For a time, many producers believed that obscure artists — one-hit wonders and lesser-known jazz and soul musicians — were the gateway to cheaper samples. But as Alapatt explains, that wasn’t to be. “That was false hope in a lot of ways, because you’d be surprised who’s out there Googling themselves,” he says. “People are using the Internet to search out information that my generation thought was only possible through a secret handshake.”
Countless lawsuits over the past ten years have proven that music catalogs’ owners spend substantial resources researching and litigating against unauthorized use of their music — a process sometimes referred to as “trolling” or “sample chasing.” Bridgeport Music, a publishing company that owns the rights to the music of such groups as Parliament/ Funkadelic and the Ohio Players, has filed hundreds of copyright infringement suits. While about half of these cases were either dismissed or settled, Bridgeport scored two important victories in the past few years. In a 2004 case that focused on N.W.A’s use of a Parliament guitar sample, a judge mandated that the use of any unauthorized sample, no matter how obscured the source material, can be considered copyright infringement. And in 2006, Bridgeport and Westbound Records won $4.2 million in damages after a court ruled to stop all sales of Notorious B.I.G.’s Ready to Die album because it contained an unauthorized sample of the Ohio Players’ “Singing in the Morning.”

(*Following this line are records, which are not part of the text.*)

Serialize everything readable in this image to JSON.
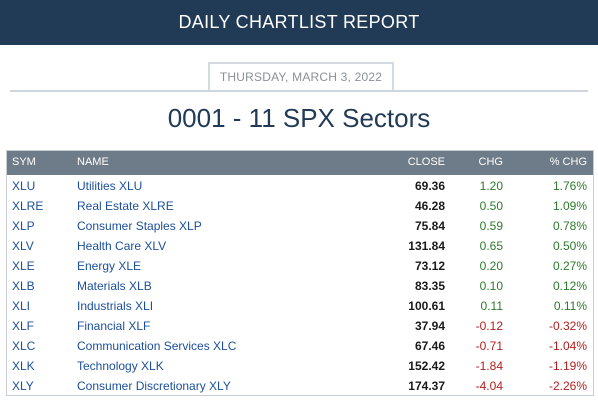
{
  "header": {
    "title": "DAILY CHARTLIST REPORT"
  },
  "report": {
    "date": "THURSDAY, MARCH 3, 2022",
    "title": "0001 - 11 SPX Sectors"
  },
  "table": {
    "columns": {
      "sym": "SYM",
      "name": "NAME",
      "close": "CLOSE",
      "chg": "CHG",
      "pct": "% CHG"
    },
    "rows": [
      {
        "sym": "XLU",
        "name": "Utilities XLU",
        "close": "69.36",
        "chg": "1.20",
        "pct": "1.76%",
        "dir": "pos"
      },
      {
        "sym": "XLRE",
        "name": "Real Estate XLRE",
        "close": "46.28",
        "chg": "0.50",
        "pct": "1.09%",
        "dir": "pos"
      },
      {
        "sym": "XLP",
        "name": "Consumer Staples XLP",
        "close": "75.84",
        "chg": "0.59",
        "pct": "0.78%",
        "dir": "pos"
      },
      {
        "sym": "XLV",
        "name": "Health Care XLV",
        "close": "131.84",
        "chg": "0.65",
        "pct": "0.50%",
        "dir": "pos"
      },
      {
        "sym": "XLE",
        "name": "Energy XLE",
        "close": "73.12",
        "chg": "0.20",
        "pct": "0.27%",
        "dir": "pos"
      },
      {
        "sym": "XLB",
        "name": "Materials XLB",
        "close": "83.35",
        "chg": "0.10",
        "pct": "0.12%",
        "dir": "pos"
      },
      {
        "sym": "XLI",
        "name": "Industrials XLI",
        "close": "100.61",
        "chg": "0.11",
        "pct": "0.11%",
        "dir": "pos"
      },
      {
        "sym": "XLF",
        "name": "Financial XLF",
        "close": "37.94",
        "chg": "-0.12",
        "pct": "-0.32%",
        "dir": "neg"
      },
      {
        "sym": "XLC",
        "name": "Communication Services XLC",
        "close": "67.46",
        "chg": "-0.71",
        "pct": "-1.04%",
        "dir": "neg"
      },
      {
        "sym": "XLK",
        "name": "Technology XLK",
        "close": "152.42",
        "chg": "-1.84",
        "pct": "-1.19%",
        "dir": "neg"
      },
      {
        "sym": "XLY",
        "name": "Consumer Discretionary XLY",
        "close": "174.37",
        "chg": "-4.04",
        "pct": "-2.26%",
        "dir": "neg"
      }
    ]
  }
}
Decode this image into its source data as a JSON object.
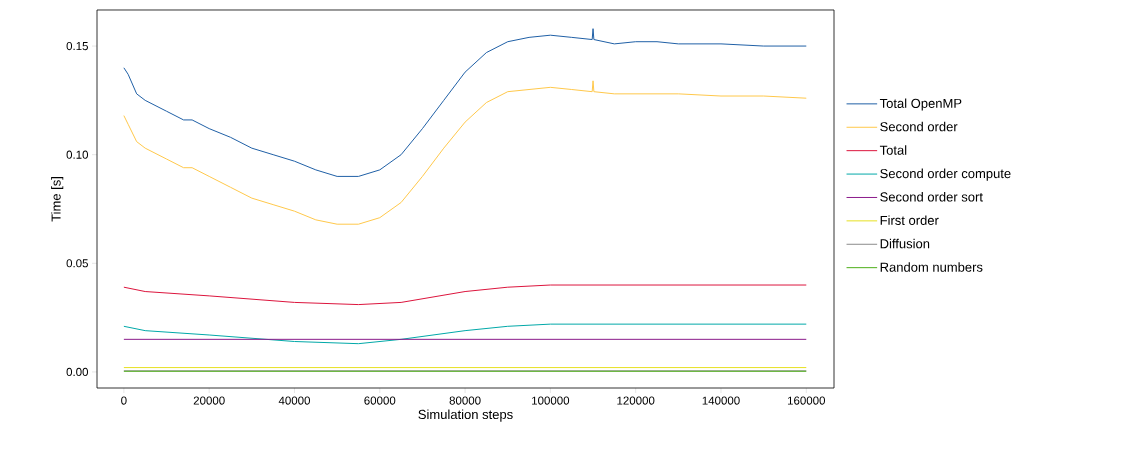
{
  "chart_data": {
    "type": "line",
    "xlabel": "Simulation steps",
    "ylabel": "Time [s]",
    "xlim": [
      -6300,
      166500
    ],
    "ylim": [
      -0.0074,
      0.1666
    ],
    "xticks": [
      0,
      20000,
      40000,
      60000,
      80000,
      100000,
      120000,
      140000,
      160000
    ],
    "yticks": [
      {
        "value": 0,
        "label": "0.00"
      },
      {
        "value": 0.05,
        "label": "0.05"
      },
      {
        "value": 0.1,
        "label": "0.10"
      },
      {
        "value": 0.15,
        "label": "0.15"
      }
    ],
    "grid": false,
    "legend": "right",
    "line_style": "solid",
    "marker": "none",
    "series": [
      {
        "name": "Total OpenMP",
        "color": "#1f5fa6",
        "x": [
          0,
          1000,
          3000,
          5000,
          10000,
          14000,
          16000,
          20000,
          25000,
          30000,
          35000,
          40000,
          45000,
          50000,
          55000,
          60000,
          65000,
          70000,
          75000,
          80000,
          85000,
          90000,
          95000,
          100000,
          105000,
          109800,
          110000,
          110200,
          115000,
          120000,
          125000,
          130000,
          140000,
          150000,
          160000
        ],
        "values": [
          0.14,
          0.137,
          0.128,
          0.125,
          0.12,
          0.116,
          0.116,
          0.112,
          0.108,
          0.103,
          0.1,
          0.097,
          0.093,
          0.09,
          0.09,
          0.093,
          0.1,
          0.112,
          0.125,
          0.138,
          0.147,
          0.152,
          0.154,
          0.155,
          0.154,
          0.153,
          0.158,
          0.153,
          0.151,
          0.152,
          0.152,
          0.151,
          0.151,
          0.15,
          0.15
        ]
      },
      {
        "name": "Second order",
        "color": "#ffc84a",
        "x": [
          0,
          1000,
          3000,
          5000,
          10000,
          14000,
          16000,
          20000,
          25000,
          30000,
          35000,
          40000,
          45000,
          50000,
          55000,
          60000,
          65000,
          70000,
          75000,
          80000,
          85000,
          90000,
          95000,
          100000,
          105000,
          109800,
          110000,
          110200,
          115000,
          120000,
          125000,
          130000,
          140000,
          150000,
          160000
        ],
        "values": [
          0.118,
          0.114,
          0.106,
          0.103,
          0.098,
          0.094,
          0.094,
          0.09,
          0.085,
          0.08,
          0.077,
          0.074,
          0.07,
          0.068,
          0.068,
          0.071,
          0.078,
          0.09,
          0.103,
          0.115,
          0.124,
          0.129,
          0.13,
          0.131,
          0.13,
          0.129,
          0.134,
          0.129,
          0.128,
          0.128,
          0.128,
          0.128,
          0.127,
          0.127,
          0.126
        ]
      },
      {
        "name": "Total",
        "color": "#dc143c",
        "x": [
          0,
          5000,
          20000,
          40000,
          55000,
          65000,
          80000,
          90000,
          100000,
          120000,
          140000,
          160000
        ],
        "values": [
          0.039,
          0.037,
          0.035,
          0.032,
          0.031,
          0.032,
          0.037,
          0.039,
          0.04,
          0.04,
          0.04,
          0.04
        ]
      },
      {
        "name": "Second order compute",
        "color": "#00a8a8",
        "x": [
          0,
          5000,
          20000,
          40000,
          55000,
          65000,
          80000,
          90000,
          100000,
          120000,
          140000,
          160000
        ],
        "values": [
          0.021,
          0.019,
          0.017,
          0.014,
          0.013,
          0.015,
          0.019,
          0.021,
          0.022,
          0.022,
          0.022,
          0.022
        ]
      },
      {
        "name": "Second order sort",
        "color": "#8b1a8b",
        "x": [
          0,
          160000
        ],
        "values": [
          0.015,
          0.015
        ]
      },
      {
        "name": "First order",
        "color": "#e6e020",
        "x": [
          0,
          160000
        ],
        "values": [
          0.002,
          0.002
        ]
      },
      {
        "name": "Diffusion",
        "color": "#8c8c8c",
        "x": [
          0,
          160000
        ],
        "values": [
          0.0005,
          0.0005
        ]
      },
      {
        "name": "Random numbers",
        "color": "#4daf18",
        "x": [
          0,
          160000
        ],
        "values": [
          0.0003,
          0.0003
        ]
      }
    ]
  }
}
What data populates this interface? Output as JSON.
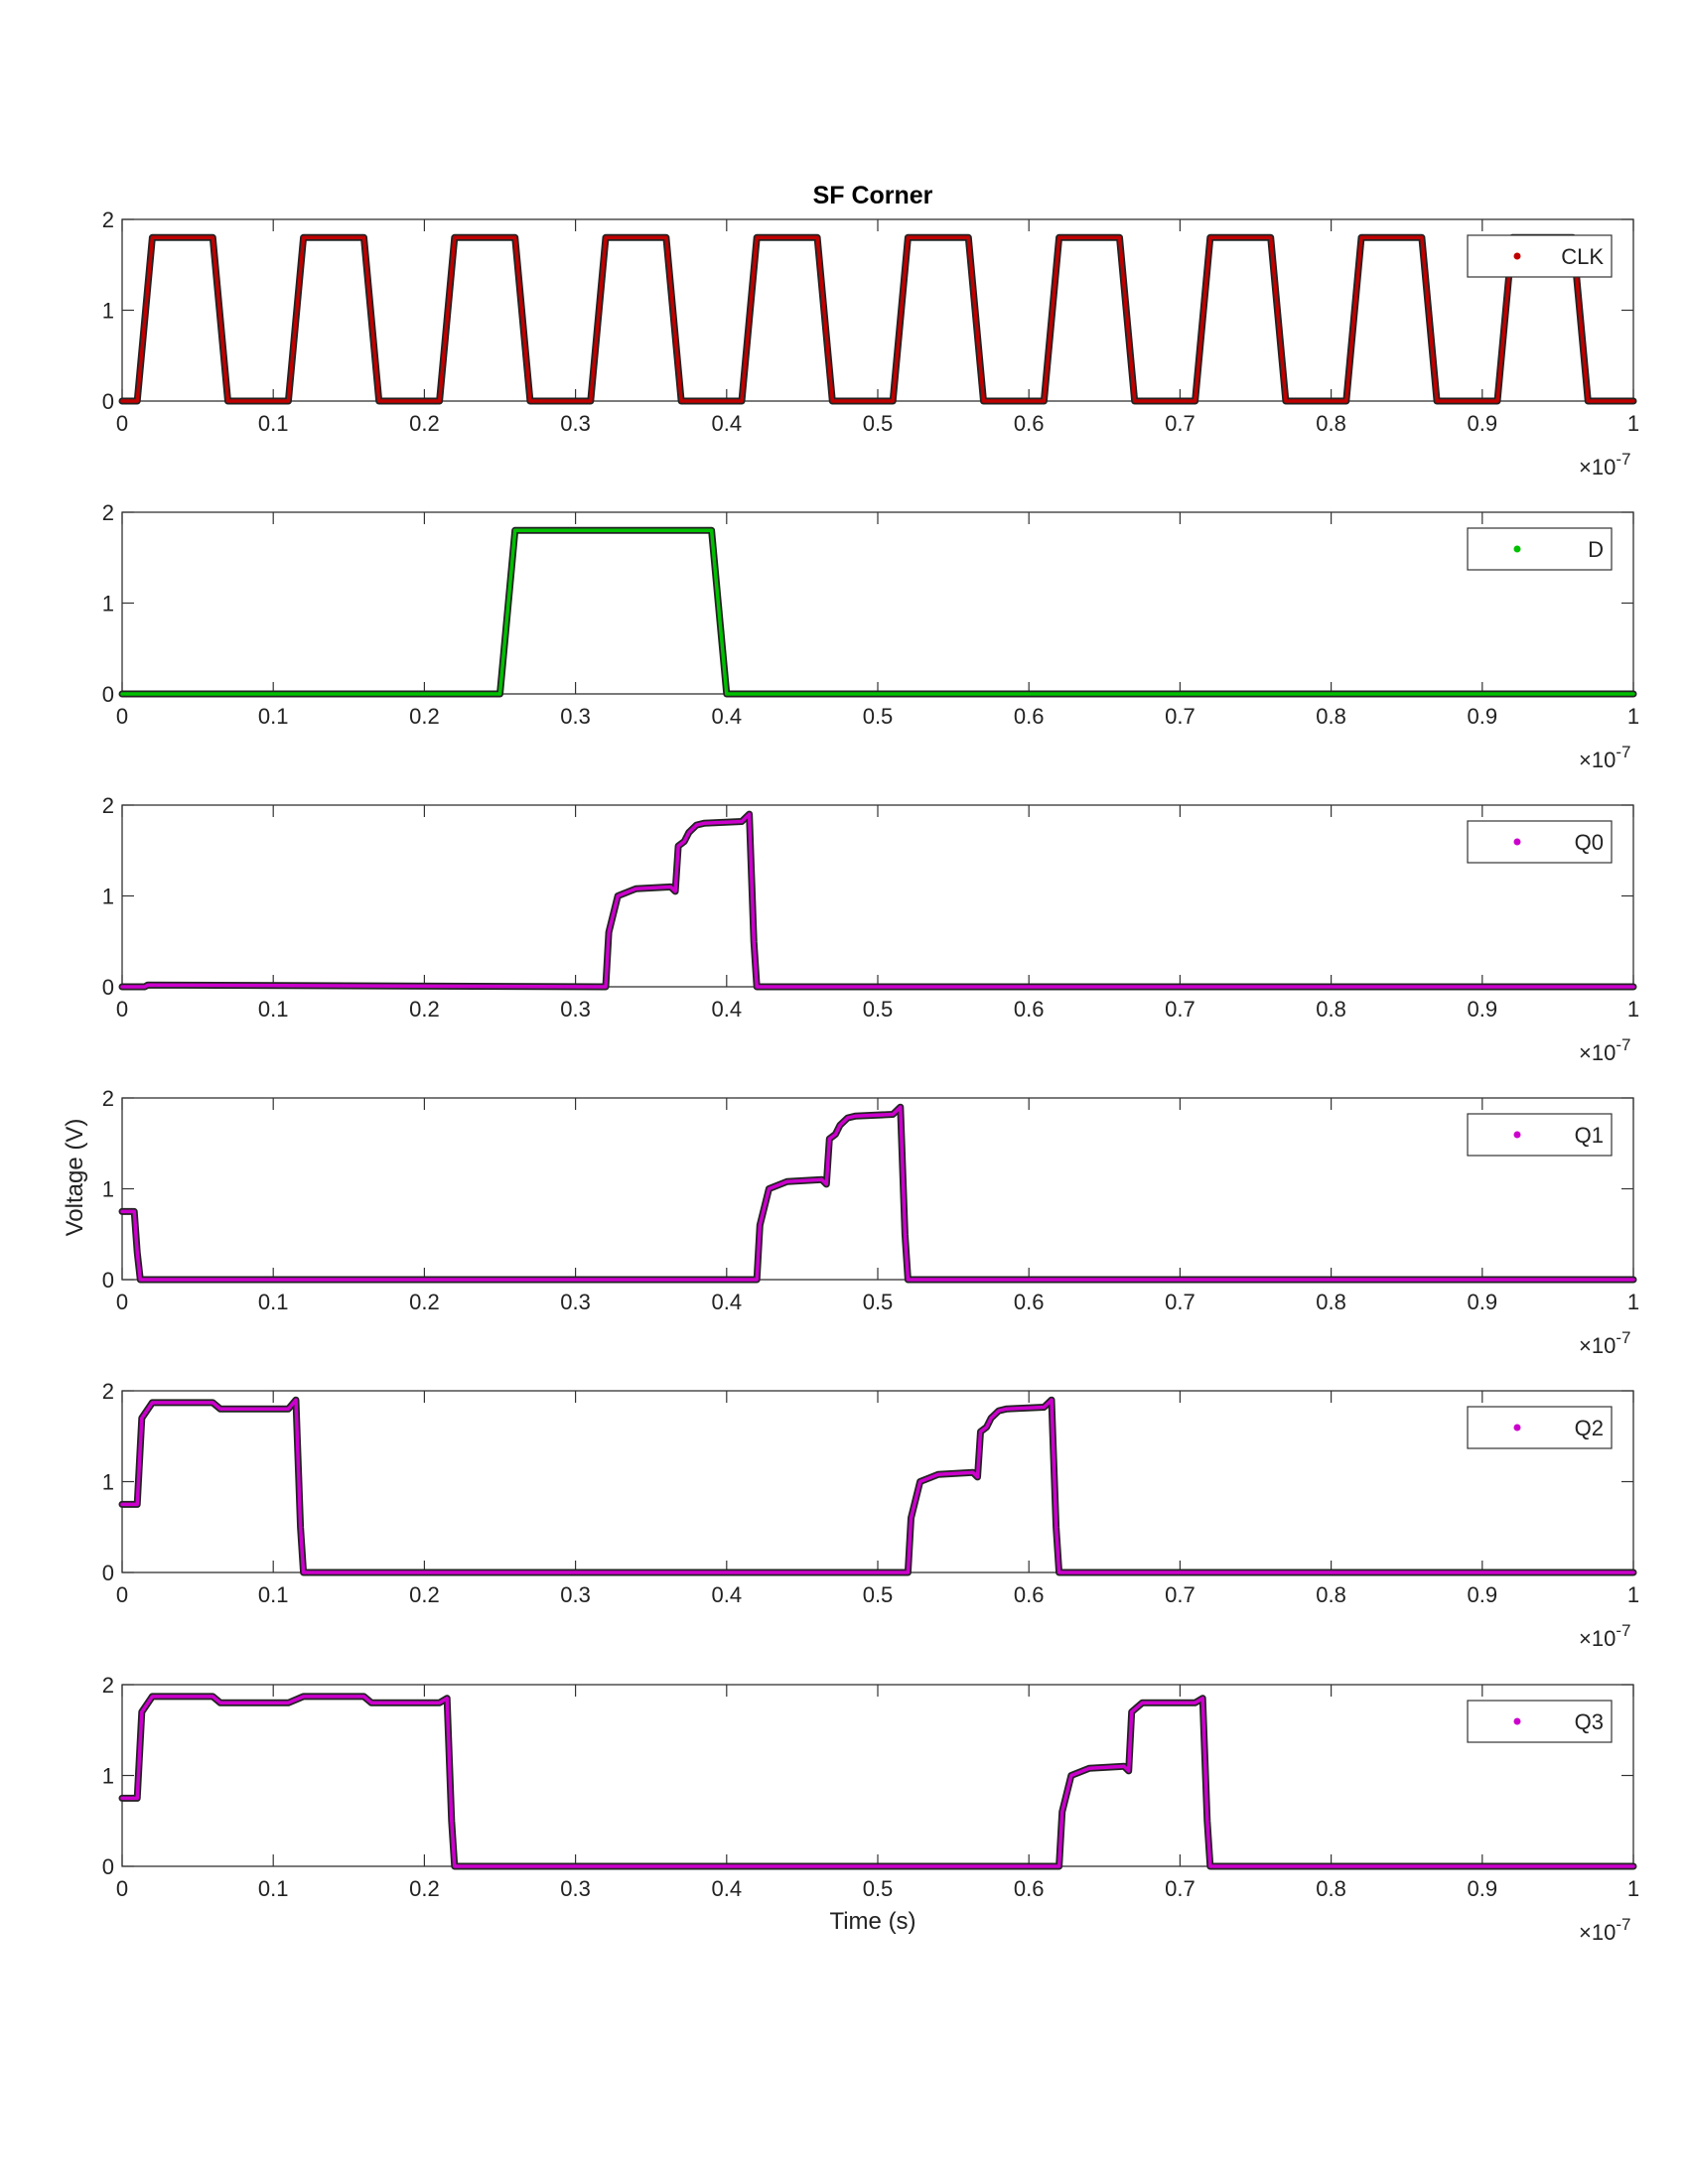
{
  "figure": {
    "title": "SF Corner",
    "ylabel": "Voltage (V)",
    "xlabel": "Time (s)",
    "exponent_base": "×10",
    "exponent_power": "-7"
  },
  "chart_data": [
    {
      "type": "line",
      "title": "SF Corner",
      "xlim": [
        0,
        1
      ],
      "ylim": [
        0,
        2
      ],
      "xticks": [
        "0",
        "0.1",
        "0.2",
        "0.3",
        "0.4",
        "0.5",
        "0.6",
        "0.7",
        "0.8",
        "0.9",
        "1"
      ],
      "yticks": [
        "0",
        "1",
        "2"
      ],
      "x_multiplier": "×10^-7",
      "legend": "top-right",
      "series": [
        {
          "name": "CLK",
          "color": "#c00000",
          "x": [
            0,
            0.01,
            0.02,
            0.06,
            0.07,
            0.11,
            0.12,
            0.16,
            0.17,
            0.21,
            0.22,
            0.26,
            0.27,
            0.31,
            0.32,
            0.36,
            0.37,
            0.41,
            0.42,
            0.46,
            0.47,
            0.51,
            0.52,
            0.56,
            0.57,
            0.61,
            0.62,
            0.66,
            0.67,
            0.71,
            0.72,
            0.76,
            0.77,
            0.81,
            0.82,
            0.86,
            0.87,
            0.91,
            0.92,
            0.96,
            0.97,
            1.0
          ],
          "y": [
            0,
            0,
            1.8,
            1.8,
            0,
            0,
            1.8,
            1.8,
            0,
            0,
            1.8,
            1.8,
            0,
            0,
            1.8,
            1.8,
            0,
            0,
            1.8,
            1.8,
            0,
            0,
            1.8,
            1.8,
            0,
            0,
            1.8,
            1.8,
            0,
            0,
            1.8,
            1.8,
            0,
            0,
            1.8,
            1.8,
            0,
            0,
            1.8,
            1.8,
            0,
            0
          ]
        }
      ]
    },
    {
      "type": "line",
      "xlim": [
        0,
        1
      ],
      "ylim": [
        0,
        2
      ],
      "xticks": [
        "0",
        "0.1",
        "0.2",
        "0.3",
        "0.4",
        "0.5",
        "0.6",
        "0.7",
        "0.8",
        "0.9",
        "1"
      ],
      "yticks": [
        "0",
        "1",
        "2"
      ],
      "x_multiplier": "×10^-7",
      "legend": "top-right",
      "series": [
        {
          "name": "D",
          "color": "#00c000",
          "x": [
            0,
            0.25,
            0.26,
            0.39,
            0.4,
            1.0
          ],
          "y": [
            0,
            0,
            1.8,
            1.8,
            0,
            0
          ]
        }
      ]
    },
    {
      "type": "line",
      "xlim": [
        0,
        1
      ],
      "ylim": [
        0,
        2
      ],
      "xticks": [
        "0",
        "0.1",
        "0.2",
        "0.3",
        "0.4",
        "0.5",
        "0.6",
        "0.7",
        "0.8",
        "0.9",
        "1"
      ],
      "yticks": [
        "0",
        "1",
        "2"
      ],
      "x_multiplier": "×10^-7",
      "legend": "top-right",
      "series": [
        {
          "name": "Q0",
          "color": "#cc00cc",
          "x": [
            0,
            0.015,
            0.017,
            0.32,
            0.322,
            0.328,
            0.34,
            0.363,
            0.366,
            0.368,
            0.372,
            0.375,
            0.38,
            0.385,
            0.41,
            0.415,
            0.418,
            0.42,
            1.0
          ],
          "y": [
            0,
            0,
            0.02,
            0,
            0.6,
            1.0,
            1.08,
            1.1,
            1.05,
            1.55,
            1.6,
            1.7,
            1.78,
            1.8,
            1.82,
            1.9,
            0.5,
            0,
            0
          ]
        }
      ]
    },
    {
      "type": "line",
      "xlim": [
        0,
        1
      ],
      "ylim": [
        0,
        2
      ],
      "xticks": [
        "0",
        "0.1",
        "0.2",
        "0.3",
        "0.4",
        "0.5",
        "0.6",
        "0.7",
        "0.8",
        "0.9",
        "1"
      ],
      "yticks": [
        "0",
        "1",
        "2"
      ],
      "x_multiplier": "×10^-7",
      "legend": "top-right",
      "series": [
        {
          "name": "Q1",
          "color": "#cc00cc",
          "x": [
            0,
            0.008,
            0.01,
            0.012,
            0.42,
            0.422,
            0.428,
            0.44,
            0.463,
            0.466,
            0.468,
            0.472,
            0.475,
            0.48,
            0.485,
            0.51,
            0.515,
            0.518,
            0.52,
            1.0
          ],
          "y": [
            0.75,
            0.75,
            0.3,
            0,
            0,
            0.6,
            1.0,
            1.08,
            1.1,
            1.05,
            1.55,
            1.6,
            1.7,
            1.78,
            1.8,
            1.82,
            1.9,
            0.5,
            0,
            0
          ]
        }
      ]
    },
    {
      "type": "line",
      "xlim": [
        0,
        1
      ],
      "ylim": [
        0,
        2
      ],
      "xticks": [
        "0",
        "0.1",
        "0.2",
        "0.3",
        "0.4",
        "0.5",
        "0.6",
        "0.7",
        "0.8",
        "0.9",
        "1"
      ],
      "yticks": [
        "0",
        "1",
        "2"
      ],
      "x_multiplier": "×10^-7",
      "legend": "top-right",
      "series": [
        {
          "name": "Q2",
          "color": "#cc00cc",
          "x": [
            0,
            0.01,
            0.013,
            0.02,
            0.06,
            0.065,
            0.07,
            0.11,
            0.115,
            0.118,
            0.12,
            0.52,
            0.522,
            0.528,
            0.54,
            0.563,
            0.566,
            0.568,
            0.572,
            0.575,
            0.58,
            0.585,
            0.61,
            0.615,
            0.618,
            0.62,
            1.0
          ],
          "y": [
            0.75,
            0.75,
            1.7,
            1.87,
            1.87,
            1.8,
            1.8,
            1.8,
            1.9,
            0.5,
            0,
            0,
            0.6,
            1.0,
            1.08,
            1.1,
            1.05,
            1.55,
            1.6,
            1.7,
            1.78,
            1.8,
            1.82,
            1.9,
            0.5,
            0,
            0
          ]
        }
      ]
    },
    {
      "type": "line",
      "xlim": [
        0,
        1
      ],
      "ylim": [
        0,
        2
      ],
      "xticks": [
        "0",
        "0.1",
        "0.2",
        "0.3",
        "0.4",
        "0.5",
        "0.6",
        "0.7",
        "0.8",
        "0.9",
        "1"
      ],
      "yticks": [
        "0",
        "1",
        "2"
      ],
      "x_multiplier": "×10^-7",
      "legend": "top-right",
      "series": [
        {
          "name": "Q3",
          "color": "#cc00cc",
          "x": [
            0,
            0.01,
            0.013,
            0.02,
            0.06,
            0.065,
            0.11,
            0.12,
            0.16,
            0.165,
            0.17,
            0.21,
            0.215,
            0.218,
            0.22,
            0.62,
            0.622,
            0.628,
            0.64,
            0.663,
            0.666,
            0.668,
            0.675,
            0.71,
            0.715,
            0.718,
            0.72,
            1.0
          ],
          "y": [
            0.75,
            0.75,
            1.7,
            1.87,
            1.87,
            1.8,
            1.8,
            1.87,
            1.87,
            1.8,
            1.8,
            1.8,
            1.85,
            0.5,
            0,
            0,
            0.6,
            1.0,
            1.08,
            1.1,
            1.05,
            1.7,
            1.8,
            1.8,
            1.85,
            0.5,
            0,
            0
          ]
        }
      ]
    }
  ]
}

Some majors do appear to be embracing unauthorized sampling. Take Gregg Gillis (a.k.a. Girl Talk), whose latest album, Feed the Animals, contains more than 300 uncleared samples. “We’ve had no issues on a copyright level so far,” says Gillis, who began selling his album in June as a pay-what-you-wish download. “People from major labels have been interested in having me collaborate [on remixes]. I think they’re starting to realize, ‘Why fight when we can work with it and make something cool?’”
RZA believes sampling needs to be regulated, starting with standardized fees and government oversight. Producers often have to give 50 to 100 percent of any publishing revenue to the original artist they’re sampling. RZA would like to see a new system where the publishing is equally split between the new producer and original artist, and in which session players from the initial recording even get paid again. “All this publishing was taken away from the artists,” he says, “and that kind of raped the hip- hop industry.” But not everyone in the industry shares his opinion.
“Not all samples are equal,” says Monica Corton, a vice president at Next Decade Entertainment. Corton, whose company represents catalogs from soul and R&B artists like Millie Jackson and Joe Simon, has licensed samples to Young Jeezy, Redman, and Pharoahe Monch. “Some people put the sampled work so out front that it dominates the song,” she says, “while others use a small portion that is not as evident.”
But according to Carr, dwindling profits across the industry have label executives searching for ways to maximize existing revenue sources. “Some of the majors have realized if they want to collect money on smaller things, they need to quote smaller figures [for samples],” she says. Lots of artists want to be honest about what they’re sampling, “but they can’t afford it.”
But until some sort of universal decision is made, more and more hip-hop artists will likely go the Kanye route and continue to blur the lines of traditional hip-hop by relying on electronic production. “Right now, without sampling in hip-hop,” RZA says, “it’s really a soggy-ass form of music.”